De rechtbank van Rotterdam maakte in een uitspraak van 21 april jl. korte metten met de veronderstelling van het Openbaar Ministerie (OM) dat twee wethouders zich aan corruptie schuldig zouden hebben gemaakt. Lees de uitspraak om te zien hoe weinig enthousiast de rechtbank is.

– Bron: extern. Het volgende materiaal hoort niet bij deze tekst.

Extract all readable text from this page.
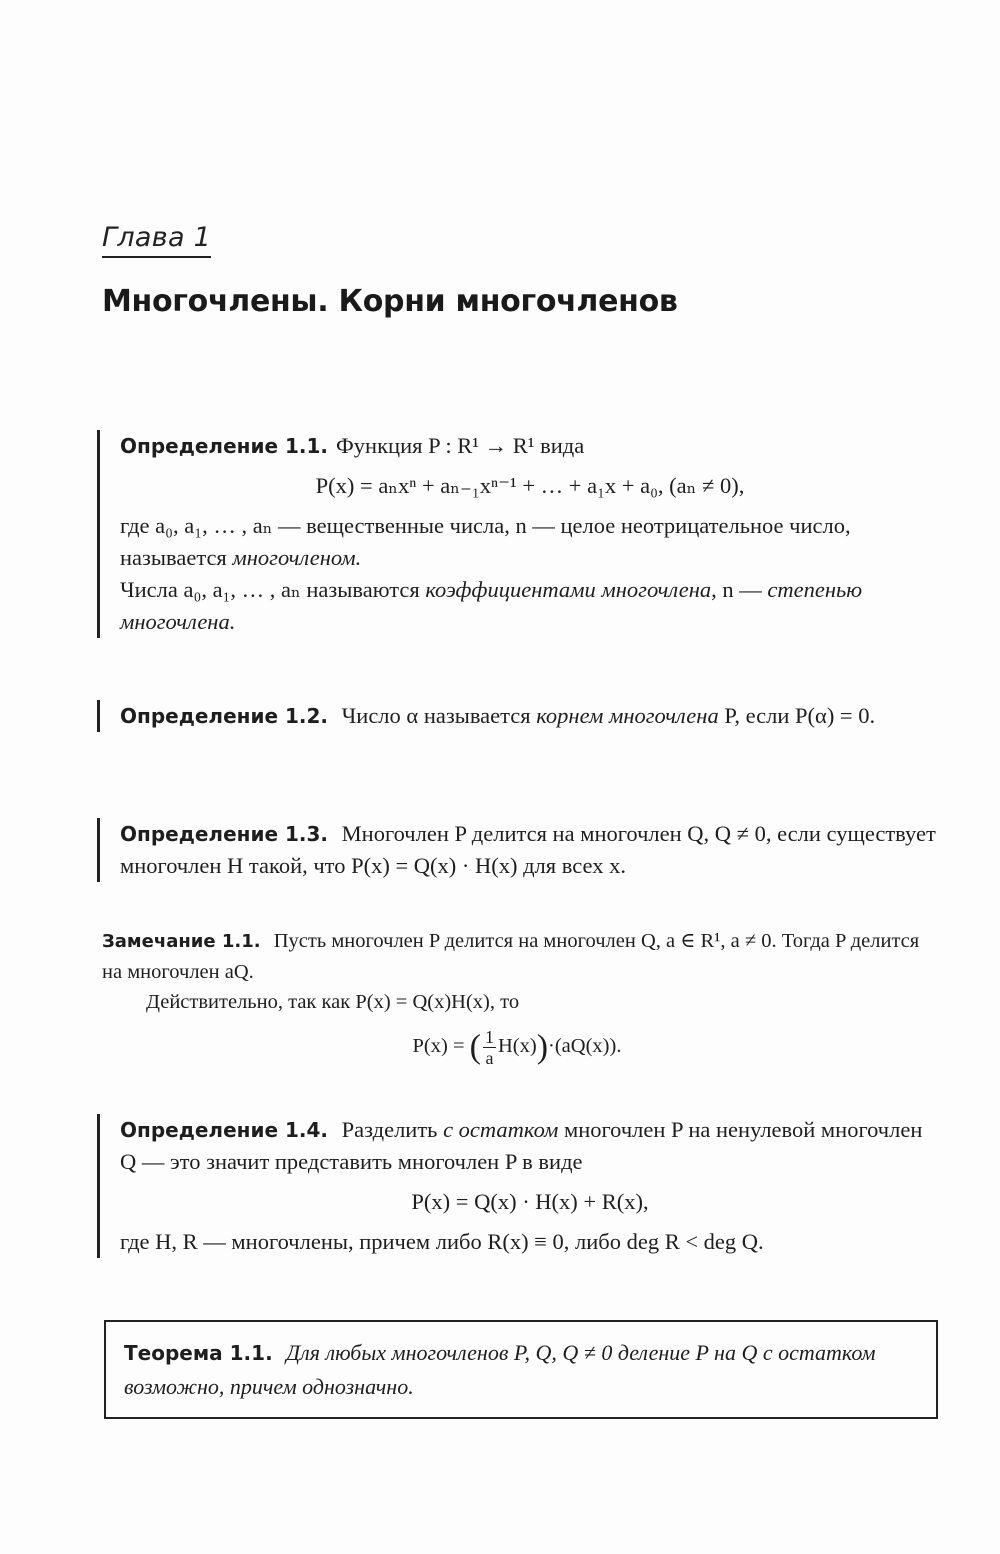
Глава 1
Многочлены. Корни многочленов
Определение 1.1. Функция P : R¹ → R¹ вида
P(x) = aₙxⁿ + aₙ₋₁xⁿ⁻¹ + … + a₁x + a₀, (aₙ ≠ 0),
где a₀, a₁, … , aₙ — вещественные числа, n — целое неотрицательное число, называется многочленом.
Числа a₀, a₁, … , aₙ называются коэффициентами многочлена, n — степенью многочлена.
Определение 1.2. Число α называется корнем многочлена P, если P(α) = 0.
Определение 1.3. Многочлен P делится на многочлен Q, Q ≠ 0, если существует многочлен H такой, что P(x) = Q(x) · H(x) для всех x.
Замечание 1.1. Пусть многочлен P делится на многочлен Q, a ∈ R¹, a ≠ 0. Тогда P делится на многочлен aQ.
Действительно, так как P(x) = Q(x)H(x), то
P(x) = ( $\frac{1}{a} H(x))\cdot(aQ(x))$.
Определение 1.4. Разделить с остатком многочлен P на ненулевой многочлен Q — это значит представить многочлен P в виде
P(x) = Q(x) · H(x) + R(x),
где H, R — многочлены, причем либо R(x) ≡ 0, либо deg R < deg Q.
Теорема 1.1. Для любых многочленов P, Q, Q ≠ 0 деление P на Q с остатком возможно, причем однозначно.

De samenvatting op rechtspraak.nl luidt:

De ondernemers in deze zaak hebben partijdonaties van (alles bij elkaar) €100.659,33 aan de politieke partij Hart voor Den Haag gedaan. Een eerste constatering in de zaak was dat deze partijdonaties op zichzelf géén gift zijn aan de ambtenaren, maar een gift aan de politieke partij. Via de partijdonaties is er misschien wel iets van niet-geldelijke waarde van de ondernemers doorgesijpeld naar de ambtenaren. Een goed gefinancierde verkiezingscampagne leidt wellicht tot meer bekendheid, status en trotse gevoelens. Deze doorgesijpelde waarde is niet te begroten, laat staan dat kan worden vastgesteld dat de waarde substantieel was. Met de beste wil van de wereld kan niet worden vastgesteld dat, en zo ja, in hoeverre, de positie van de ambtenaren één op één door de partijdonaties is verbeterd.

Uit de partijdonaties kan geen kwade bedoeling van de gevers worden afgeleid. Sterker nog: een partijdonatie wordt in principe juist gedaan met simpel gezegd een goede bedoeling.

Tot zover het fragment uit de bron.